Treino e ensaio

Existem dois tipos de arte: a que a gente pode ensaiar e a que não pode.

Na música, podemos aprender a imitar os sons de outro artista, até o extremo dos fóruns de guitarristas onde aprendemos os pedais usados, os efeitos, com o objetivo de executar as mesmas notas, no mesmo timbre.

Na dança, é possível repetir o mesmo movimento quinhentas vezes, para fazê-lo igualzinho em frente à plateia.

Se alguém tentar, na literatura, escrever o Don Quijote do mesmo jeito que Cervantes fez, ipsis litteris, ou é maluco ou um personagem de Jorge Luis Borges, o que vem a dar no mesmo.

O treino, na literatura, não é a cópia, não é a imitação, mas termina sempre sendo uma tentativa de originalidade. Escrever igual a alguém, mas diferente. Copiar, mas mudando as palavras.

Mesmo alguém que escreve todos os dias um diário, com o simples intuito de esquentar os dedos, de registrar o que pensou, viveu ou sentiu, está deturpando, editando, alterando, e no fim das contas, até este tipo de treino contêm uma forma de originalidade.

Sinto inveja das pessoas que podem treinar. Sentar por quinze minutos e fazer escalas. Sentir os músculos dos dedos soltarem, o ouvido começar a perceber nuances, brincar com a melodia por cima de uma harmonia alheia. Pulsar num ritmo, depois em outro, sem compromisso.

Cada texto tem uma pulsação única, quase um DNA, e tirando algumas formas de poesia, é impossível transplantar de uma obra para outra. O lugar onde caem as minhas vírgulas, os espaços das minhas frases, a métrica única da verborréia. A escolha quase ilimitada das combinações léxicas. Verde.
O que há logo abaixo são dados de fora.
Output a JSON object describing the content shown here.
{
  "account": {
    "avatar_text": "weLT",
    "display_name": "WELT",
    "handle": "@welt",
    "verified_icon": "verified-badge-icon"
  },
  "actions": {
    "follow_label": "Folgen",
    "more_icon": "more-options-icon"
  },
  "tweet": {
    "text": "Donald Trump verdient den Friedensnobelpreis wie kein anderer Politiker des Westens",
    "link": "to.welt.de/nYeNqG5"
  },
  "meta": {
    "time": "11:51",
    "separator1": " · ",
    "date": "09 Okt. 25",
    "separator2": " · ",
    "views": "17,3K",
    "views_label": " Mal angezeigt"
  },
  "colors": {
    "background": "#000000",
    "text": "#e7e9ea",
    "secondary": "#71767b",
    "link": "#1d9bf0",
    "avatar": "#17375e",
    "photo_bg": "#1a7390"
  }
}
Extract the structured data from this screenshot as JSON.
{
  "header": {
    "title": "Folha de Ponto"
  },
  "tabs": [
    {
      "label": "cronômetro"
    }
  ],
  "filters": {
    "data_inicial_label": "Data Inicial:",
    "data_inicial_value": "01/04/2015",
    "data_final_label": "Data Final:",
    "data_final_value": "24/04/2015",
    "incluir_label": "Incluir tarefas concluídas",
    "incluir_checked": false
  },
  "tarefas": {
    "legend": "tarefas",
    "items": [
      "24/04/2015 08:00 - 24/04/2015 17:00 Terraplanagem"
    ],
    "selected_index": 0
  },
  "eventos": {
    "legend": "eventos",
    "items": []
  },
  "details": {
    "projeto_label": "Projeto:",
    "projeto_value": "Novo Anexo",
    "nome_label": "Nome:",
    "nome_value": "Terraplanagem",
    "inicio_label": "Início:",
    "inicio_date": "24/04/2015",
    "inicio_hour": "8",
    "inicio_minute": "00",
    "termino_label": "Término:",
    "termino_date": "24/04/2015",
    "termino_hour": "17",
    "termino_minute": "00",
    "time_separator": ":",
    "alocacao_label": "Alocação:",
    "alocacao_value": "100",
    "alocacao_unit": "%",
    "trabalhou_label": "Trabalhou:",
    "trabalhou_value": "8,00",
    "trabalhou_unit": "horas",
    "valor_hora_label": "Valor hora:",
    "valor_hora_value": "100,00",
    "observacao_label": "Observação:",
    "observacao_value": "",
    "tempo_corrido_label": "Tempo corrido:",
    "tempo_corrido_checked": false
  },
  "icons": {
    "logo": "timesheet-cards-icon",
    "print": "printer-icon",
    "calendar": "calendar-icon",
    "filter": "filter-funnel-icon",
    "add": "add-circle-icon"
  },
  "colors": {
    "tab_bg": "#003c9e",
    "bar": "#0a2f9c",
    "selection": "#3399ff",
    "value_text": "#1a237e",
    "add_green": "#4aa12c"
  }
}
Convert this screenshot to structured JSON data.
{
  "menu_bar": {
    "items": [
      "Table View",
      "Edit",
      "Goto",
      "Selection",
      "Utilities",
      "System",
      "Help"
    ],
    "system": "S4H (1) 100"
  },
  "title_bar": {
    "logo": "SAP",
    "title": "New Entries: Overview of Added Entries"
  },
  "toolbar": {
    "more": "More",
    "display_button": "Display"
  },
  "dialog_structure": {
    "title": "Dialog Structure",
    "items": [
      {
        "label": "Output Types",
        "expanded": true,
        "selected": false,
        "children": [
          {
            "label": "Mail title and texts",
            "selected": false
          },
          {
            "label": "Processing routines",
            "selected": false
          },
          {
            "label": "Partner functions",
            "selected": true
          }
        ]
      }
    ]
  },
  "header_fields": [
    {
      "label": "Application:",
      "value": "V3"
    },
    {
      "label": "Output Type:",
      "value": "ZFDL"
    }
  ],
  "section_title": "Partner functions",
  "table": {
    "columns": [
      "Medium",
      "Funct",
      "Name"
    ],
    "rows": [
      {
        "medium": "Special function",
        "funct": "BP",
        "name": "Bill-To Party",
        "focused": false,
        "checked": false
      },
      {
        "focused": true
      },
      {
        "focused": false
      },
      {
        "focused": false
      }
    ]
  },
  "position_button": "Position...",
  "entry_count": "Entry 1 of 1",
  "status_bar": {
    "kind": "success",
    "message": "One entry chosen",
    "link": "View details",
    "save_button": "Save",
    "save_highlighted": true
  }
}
Haiku. ;, Ufia3as.

Nem o idioma, nem a lógica, nem a gramática são limitações realmente válidas. Até mesmo é possível não escrever, ter aquelas ideias rodando o cérebro por alguns instantes e depois esquecê-las, como um caderno velho cheio de garatujas. Isso não quer dizer que o texto não existiu, só que não existe mais.

A única semelhança é que, como as outras formas de expressão, também não precisa chegar em lugar algum.